Nala is very thankful for all the well wishes (Nala can’t read so I simply give her a dog biscuit every time someone posts a get well wish, she seems thankful).
I took Nala to the Vet again Tuesday morning (our normal vet, not the emergency vet) and the doctor gave me a little more information.
Her condition isn’t uncommon, especially in older dogs. We should expect her to recover almost entirely. Nala has essentially lost the user of her inner ear for balance (temporarily or permanently wasn’t clear). Animals (dogs and humans alike) use multiple inputs to establish balance: inner ear, visual queues and muscle position. Take away one of the inputs and things will be wonky at first, but the animal will learn to cope.
It will be a few days before she’s able to get around well on her own (she’s already managing pretty well, but does tend to go bump in the night). The doctor said to expect her to be unsteady for a few weeks or longer… especially since Nala is shy one leg. Many dogs never get back to 100 percent and will have some minor symptoms.
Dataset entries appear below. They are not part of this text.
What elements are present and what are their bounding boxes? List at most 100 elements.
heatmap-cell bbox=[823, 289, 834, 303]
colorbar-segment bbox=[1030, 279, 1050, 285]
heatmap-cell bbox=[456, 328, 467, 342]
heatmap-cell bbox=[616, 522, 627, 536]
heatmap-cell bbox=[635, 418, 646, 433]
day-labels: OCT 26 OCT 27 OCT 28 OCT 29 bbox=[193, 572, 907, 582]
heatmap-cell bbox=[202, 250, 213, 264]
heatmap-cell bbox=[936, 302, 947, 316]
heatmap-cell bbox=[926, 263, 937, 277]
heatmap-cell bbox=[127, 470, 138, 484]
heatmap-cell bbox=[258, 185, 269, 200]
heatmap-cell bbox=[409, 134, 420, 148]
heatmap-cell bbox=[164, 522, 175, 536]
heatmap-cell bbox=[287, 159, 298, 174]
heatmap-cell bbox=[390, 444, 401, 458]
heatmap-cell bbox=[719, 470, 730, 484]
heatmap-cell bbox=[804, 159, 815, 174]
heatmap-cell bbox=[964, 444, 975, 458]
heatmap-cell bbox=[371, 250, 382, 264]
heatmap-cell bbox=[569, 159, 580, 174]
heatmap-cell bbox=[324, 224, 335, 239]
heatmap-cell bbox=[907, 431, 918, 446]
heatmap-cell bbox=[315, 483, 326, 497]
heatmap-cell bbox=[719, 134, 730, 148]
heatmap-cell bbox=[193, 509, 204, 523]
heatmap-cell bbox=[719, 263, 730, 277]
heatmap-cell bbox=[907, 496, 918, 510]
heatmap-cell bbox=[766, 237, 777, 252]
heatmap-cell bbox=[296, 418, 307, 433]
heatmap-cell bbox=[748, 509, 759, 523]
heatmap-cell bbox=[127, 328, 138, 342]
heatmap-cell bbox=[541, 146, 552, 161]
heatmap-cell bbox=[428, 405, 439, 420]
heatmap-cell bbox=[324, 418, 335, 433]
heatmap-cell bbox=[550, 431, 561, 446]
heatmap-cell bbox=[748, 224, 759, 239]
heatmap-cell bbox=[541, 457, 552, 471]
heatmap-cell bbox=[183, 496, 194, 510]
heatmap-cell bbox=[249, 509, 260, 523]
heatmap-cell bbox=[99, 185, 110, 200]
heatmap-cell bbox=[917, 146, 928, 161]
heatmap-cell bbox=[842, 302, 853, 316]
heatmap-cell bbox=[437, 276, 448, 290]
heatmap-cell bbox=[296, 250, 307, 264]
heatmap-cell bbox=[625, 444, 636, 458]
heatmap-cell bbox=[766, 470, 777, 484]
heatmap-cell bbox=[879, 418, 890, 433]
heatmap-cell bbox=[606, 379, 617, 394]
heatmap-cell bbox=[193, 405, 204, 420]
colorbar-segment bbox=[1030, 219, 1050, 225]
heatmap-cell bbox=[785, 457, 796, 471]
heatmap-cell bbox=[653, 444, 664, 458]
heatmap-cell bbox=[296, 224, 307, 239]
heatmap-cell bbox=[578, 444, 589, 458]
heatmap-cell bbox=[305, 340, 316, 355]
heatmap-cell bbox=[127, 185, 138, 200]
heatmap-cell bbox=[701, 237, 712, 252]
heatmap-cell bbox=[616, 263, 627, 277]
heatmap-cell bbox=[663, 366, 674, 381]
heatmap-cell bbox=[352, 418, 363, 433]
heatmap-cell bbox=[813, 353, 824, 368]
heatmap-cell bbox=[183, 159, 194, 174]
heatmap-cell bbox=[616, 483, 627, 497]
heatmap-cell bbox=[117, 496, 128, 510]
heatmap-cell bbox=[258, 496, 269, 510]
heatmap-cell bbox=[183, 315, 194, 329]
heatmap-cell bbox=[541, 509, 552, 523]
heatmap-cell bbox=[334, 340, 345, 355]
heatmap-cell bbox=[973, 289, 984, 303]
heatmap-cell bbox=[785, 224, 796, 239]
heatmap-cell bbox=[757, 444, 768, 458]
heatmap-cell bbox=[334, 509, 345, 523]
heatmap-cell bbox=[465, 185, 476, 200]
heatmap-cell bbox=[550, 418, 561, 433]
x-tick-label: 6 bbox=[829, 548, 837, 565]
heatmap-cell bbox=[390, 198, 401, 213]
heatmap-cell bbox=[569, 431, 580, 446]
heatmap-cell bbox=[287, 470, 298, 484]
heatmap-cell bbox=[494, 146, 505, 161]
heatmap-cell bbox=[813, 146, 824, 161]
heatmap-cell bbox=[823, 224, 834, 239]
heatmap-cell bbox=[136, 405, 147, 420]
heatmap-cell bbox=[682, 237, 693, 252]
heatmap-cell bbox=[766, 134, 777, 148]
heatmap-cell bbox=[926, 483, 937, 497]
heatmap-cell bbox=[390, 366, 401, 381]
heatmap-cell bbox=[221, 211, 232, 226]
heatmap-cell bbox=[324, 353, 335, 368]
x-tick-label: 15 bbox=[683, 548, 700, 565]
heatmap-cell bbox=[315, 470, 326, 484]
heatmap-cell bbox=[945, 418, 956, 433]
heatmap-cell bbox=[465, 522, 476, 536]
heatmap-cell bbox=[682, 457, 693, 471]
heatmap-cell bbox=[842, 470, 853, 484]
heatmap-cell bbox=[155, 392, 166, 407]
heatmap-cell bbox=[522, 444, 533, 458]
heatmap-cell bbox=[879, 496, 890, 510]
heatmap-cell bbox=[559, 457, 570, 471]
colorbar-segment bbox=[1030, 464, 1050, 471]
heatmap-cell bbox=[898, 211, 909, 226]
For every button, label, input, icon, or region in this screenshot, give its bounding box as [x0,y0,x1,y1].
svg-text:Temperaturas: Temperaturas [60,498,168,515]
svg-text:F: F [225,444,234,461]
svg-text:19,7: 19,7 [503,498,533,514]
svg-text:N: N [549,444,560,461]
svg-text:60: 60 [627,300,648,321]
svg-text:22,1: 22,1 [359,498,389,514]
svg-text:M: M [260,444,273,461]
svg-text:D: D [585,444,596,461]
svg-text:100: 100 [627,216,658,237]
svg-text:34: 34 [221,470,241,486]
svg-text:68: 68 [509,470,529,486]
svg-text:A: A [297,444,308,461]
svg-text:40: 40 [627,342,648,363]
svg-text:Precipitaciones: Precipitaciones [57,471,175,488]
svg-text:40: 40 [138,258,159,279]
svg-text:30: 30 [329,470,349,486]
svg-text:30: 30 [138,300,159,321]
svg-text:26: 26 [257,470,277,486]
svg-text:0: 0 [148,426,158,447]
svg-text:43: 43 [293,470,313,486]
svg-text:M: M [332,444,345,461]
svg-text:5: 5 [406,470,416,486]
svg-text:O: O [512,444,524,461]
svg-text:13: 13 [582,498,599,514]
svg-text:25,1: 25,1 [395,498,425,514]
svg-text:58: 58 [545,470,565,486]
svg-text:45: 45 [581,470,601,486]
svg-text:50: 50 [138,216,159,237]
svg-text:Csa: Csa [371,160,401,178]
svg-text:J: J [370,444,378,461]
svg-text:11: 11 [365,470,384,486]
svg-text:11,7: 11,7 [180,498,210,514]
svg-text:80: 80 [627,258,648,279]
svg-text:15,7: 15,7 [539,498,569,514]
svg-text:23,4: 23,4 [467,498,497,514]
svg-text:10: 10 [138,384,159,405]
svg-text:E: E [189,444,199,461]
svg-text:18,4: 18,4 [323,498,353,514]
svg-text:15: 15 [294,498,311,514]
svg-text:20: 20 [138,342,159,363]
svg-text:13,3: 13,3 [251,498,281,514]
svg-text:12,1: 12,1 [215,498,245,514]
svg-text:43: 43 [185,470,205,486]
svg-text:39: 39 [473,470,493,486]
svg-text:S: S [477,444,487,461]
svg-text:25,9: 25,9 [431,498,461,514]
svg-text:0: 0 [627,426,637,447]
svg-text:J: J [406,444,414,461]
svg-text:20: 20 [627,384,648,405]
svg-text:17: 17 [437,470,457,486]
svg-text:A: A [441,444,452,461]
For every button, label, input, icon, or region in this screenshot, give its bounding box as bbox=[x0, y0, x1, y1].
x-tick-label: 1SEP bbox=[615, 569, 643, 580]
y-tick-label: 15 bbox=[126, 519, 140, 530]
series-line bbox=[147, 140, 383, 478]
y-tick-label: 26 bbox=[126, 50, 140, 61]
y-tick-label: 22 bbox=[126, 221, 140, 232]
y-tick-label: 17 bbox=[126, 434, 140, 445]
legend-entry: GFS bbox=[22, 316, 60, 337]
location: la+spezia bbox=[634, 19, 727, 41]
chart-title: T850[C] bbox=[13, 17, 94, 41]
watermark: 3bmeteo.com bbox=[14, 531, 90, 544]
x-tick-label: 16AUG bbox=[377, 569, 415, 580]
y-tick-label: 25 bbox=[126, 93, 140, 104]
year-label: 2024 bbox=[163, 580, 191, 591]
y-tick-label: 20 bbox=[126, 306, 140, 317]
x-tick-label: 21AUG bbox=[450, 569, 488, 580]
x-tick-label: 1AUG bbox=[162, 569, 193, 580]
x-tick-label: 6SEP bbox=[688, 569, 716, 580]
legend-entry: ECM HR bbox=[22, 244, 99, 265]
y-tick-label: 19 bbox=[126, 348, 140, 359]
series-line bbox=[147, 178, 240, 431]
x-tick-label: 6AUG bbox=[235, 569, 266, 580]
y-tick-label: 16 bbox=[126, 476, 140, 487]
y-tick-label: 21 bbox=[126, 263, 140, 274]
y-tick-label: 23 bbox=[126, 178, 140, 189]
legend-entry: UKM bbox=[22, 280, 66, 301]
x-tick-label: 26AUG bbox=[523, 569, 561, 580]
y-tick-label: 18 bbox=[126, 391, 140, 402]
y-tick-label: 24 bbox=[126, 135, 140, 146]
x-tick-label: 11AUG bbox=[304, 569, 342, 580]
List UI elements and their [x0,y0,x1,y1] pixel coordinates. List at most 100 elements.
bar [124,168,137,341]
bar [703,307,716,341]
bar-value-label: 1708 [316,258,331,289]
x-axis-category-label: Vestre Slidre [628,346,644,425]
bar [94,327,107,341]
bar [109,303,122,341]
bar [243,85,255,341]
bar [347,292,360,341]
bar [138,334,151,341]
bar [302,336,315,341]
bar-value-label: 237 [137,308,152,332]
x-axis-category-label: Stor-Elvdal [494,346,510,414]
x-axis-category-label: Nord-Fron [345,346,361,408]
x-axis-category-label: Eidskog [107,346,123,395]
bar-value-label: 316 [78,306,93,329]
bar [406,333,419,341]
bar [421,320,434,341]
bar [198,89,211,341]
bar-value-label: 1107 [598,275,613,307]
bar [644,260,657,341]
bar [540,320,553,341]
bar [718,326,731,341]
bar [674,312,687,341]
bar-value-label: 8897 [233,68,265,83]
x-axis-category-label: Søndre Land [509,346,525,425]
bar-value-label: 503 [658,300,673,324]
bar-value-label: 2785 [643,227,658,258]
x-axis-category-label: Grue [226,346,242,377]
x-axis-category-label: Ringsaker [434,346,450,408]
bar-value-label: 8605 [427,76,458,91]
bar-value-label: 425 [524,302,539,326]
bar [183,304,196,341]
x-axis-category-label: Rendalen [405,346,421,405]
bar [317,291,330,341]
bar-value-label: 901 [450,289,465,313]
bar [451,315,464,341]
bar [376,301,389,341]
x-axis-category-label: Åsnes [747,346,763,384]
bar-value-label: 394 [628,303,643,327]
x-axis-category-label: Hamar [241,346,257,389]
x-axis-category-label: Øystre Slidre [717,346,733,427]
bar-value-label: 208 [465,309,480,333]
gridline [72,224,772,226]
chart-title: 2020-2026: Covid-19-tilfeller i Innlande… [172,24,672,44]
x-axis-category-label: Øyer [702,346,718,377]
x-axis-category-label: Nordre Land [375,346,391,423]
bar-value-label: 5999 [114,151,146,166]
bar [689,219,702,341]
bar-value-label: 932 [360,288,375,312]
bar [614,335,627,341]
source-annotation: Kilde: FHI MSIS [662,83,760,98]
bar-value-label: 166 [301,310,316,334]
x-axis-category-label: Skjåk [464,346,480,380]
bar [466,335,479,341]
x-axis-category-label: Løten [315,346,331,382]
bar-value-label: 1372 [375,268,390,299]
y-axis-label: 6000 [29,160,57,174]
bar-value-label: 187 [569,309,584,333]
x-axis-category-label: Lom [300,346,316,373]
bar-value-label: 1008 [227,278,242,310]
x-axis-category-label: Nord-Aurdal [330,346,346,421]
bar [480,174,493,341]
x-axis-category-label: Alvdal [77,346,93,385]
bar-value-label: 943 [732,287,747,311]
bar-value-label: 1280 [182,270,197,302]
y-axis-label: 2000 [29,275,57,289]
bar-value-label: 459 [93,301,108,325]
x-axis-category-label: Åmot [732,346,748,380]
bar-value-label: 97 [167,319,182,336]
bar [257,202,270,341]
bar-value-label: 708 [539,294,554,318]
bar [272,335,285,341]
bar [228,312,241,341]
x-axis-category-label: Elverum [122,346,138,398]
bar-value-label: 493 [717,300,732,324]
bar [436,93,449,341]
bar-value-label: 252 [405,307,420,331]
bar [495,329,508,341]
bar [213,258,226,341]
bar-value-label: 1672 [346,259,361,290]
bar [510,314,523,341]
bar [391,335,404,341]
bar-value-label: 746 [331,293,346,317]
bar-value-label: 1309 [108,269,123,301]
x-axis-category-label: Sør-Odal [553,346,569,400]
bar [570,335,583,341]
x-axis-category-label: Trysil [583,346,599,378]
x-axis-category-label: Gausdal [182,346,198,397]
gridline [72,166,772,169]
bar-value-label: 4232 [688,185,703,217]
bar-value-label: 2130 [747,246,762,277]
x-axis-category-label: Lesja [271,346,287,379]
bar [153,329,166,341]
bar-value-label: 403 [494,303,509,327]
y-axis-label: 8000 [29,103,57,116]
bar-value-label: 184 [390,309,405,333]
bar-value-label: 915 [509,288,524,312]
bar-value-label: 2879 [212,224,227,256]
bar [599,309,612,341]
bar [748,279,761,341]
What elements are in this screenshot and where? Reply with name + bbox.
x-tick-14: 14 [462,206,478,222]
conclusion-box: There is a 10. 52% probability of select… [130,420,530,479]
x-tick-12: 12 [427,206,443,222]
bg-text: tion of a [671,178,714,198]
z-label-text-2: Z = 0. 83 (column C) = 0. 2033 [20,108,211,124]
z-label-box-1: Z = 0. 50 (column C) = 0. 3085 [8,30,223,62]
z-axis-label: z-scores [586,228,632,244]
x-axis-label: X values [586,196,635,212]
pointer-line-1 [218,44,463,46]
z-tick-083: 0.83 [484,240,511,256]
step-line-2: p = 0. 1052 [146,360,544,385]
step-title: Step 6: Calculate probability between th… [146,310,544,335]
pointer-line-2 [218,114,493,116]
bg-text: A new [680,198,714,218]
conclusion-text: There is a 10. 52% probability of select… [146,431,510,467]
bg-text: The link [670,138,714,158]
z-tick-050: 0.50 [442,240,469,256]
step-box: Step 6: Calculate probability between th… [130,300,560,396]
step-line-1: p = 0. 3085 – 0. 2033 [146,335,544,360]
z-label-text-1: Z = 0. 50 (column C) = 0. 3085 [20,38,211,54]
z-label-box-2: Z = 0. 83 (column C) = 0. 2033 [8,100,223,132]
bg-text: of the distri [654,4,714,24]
The most common vestigial symptoms being a tendency to fall down when shaking dry and perpetual head tilt (which is actually kind of cute).
For now we’re continuing to baby her, more for our own sake than hers.
We had a bit of a scary weekend. We went out for a hike on Sunday and came home to find our dog Nala hiding in a corner and a lot of vomit on the kitchen floor. She came slinking out of the corner when we came in.
Initially we interpreted her posture as shame for having gotten sick in the house (though she’s never been punished for doing so) but we quickly realized she was staying low to the ground because she was having a lot of difficulty standing. We watched her for a little bit, then, like any good, overprotective parent, we went straight to the emergency room. At this point we weren’t sure what had happened… how sick is she? Did she have a stroke? We were both terrified we’d have to put her down on the spot.
The doctor told us Nala most likely had “old dog vestibulitis”, not uncommon, but also not very well understood. There could be a number of different causes for Nala’s vertigo and some blood tests would hopefully rule out some of them. To be sure she was getting enough fluids and to allow her to be watched Nala spent the night in emergency veterinary clinic Sunday night.
Monday morning the doctor called us to let us know she could come home to recover. She’s still not able to walk on her own and has difficulty standing to eat. The doctor said she could be better in a few days, but it could be longer. I’m not sure how much variation there is, but Nala’s symptoms are a rapid, side-to-side twitching of the eyes (horizontal nystagmus), a pronounced head tilt (perhaps trying to compensate for the spinning room) and a pronounced lack of coordination. There are no warning signs and, from what I understand, there is nothing that can be done to prevent it (note: vestibulitis in general can be caused by ear infections as well, but for the “old dog” variety there doesn’t appear to be any cause).
My personal tip: get a dog harness, the kind that goes around the dog’s chest, and use that as a handle. Nala now has a lot of trouble walking (especially because she only has 3 legs) and being able to grab the harness allows me to keep her upright but still allow her to walk roughly where she wants to go. I’ve been using the harness to support her walking, eating and while she goes to the bathroom.
We’re off to our regular vet shortly… perhaps she’ll have more information for us.
Update: I found a note from the doctor with the technical diagnosis and am adding it so I don’t forget: Idiopathic Peripheral Vestibular Disease.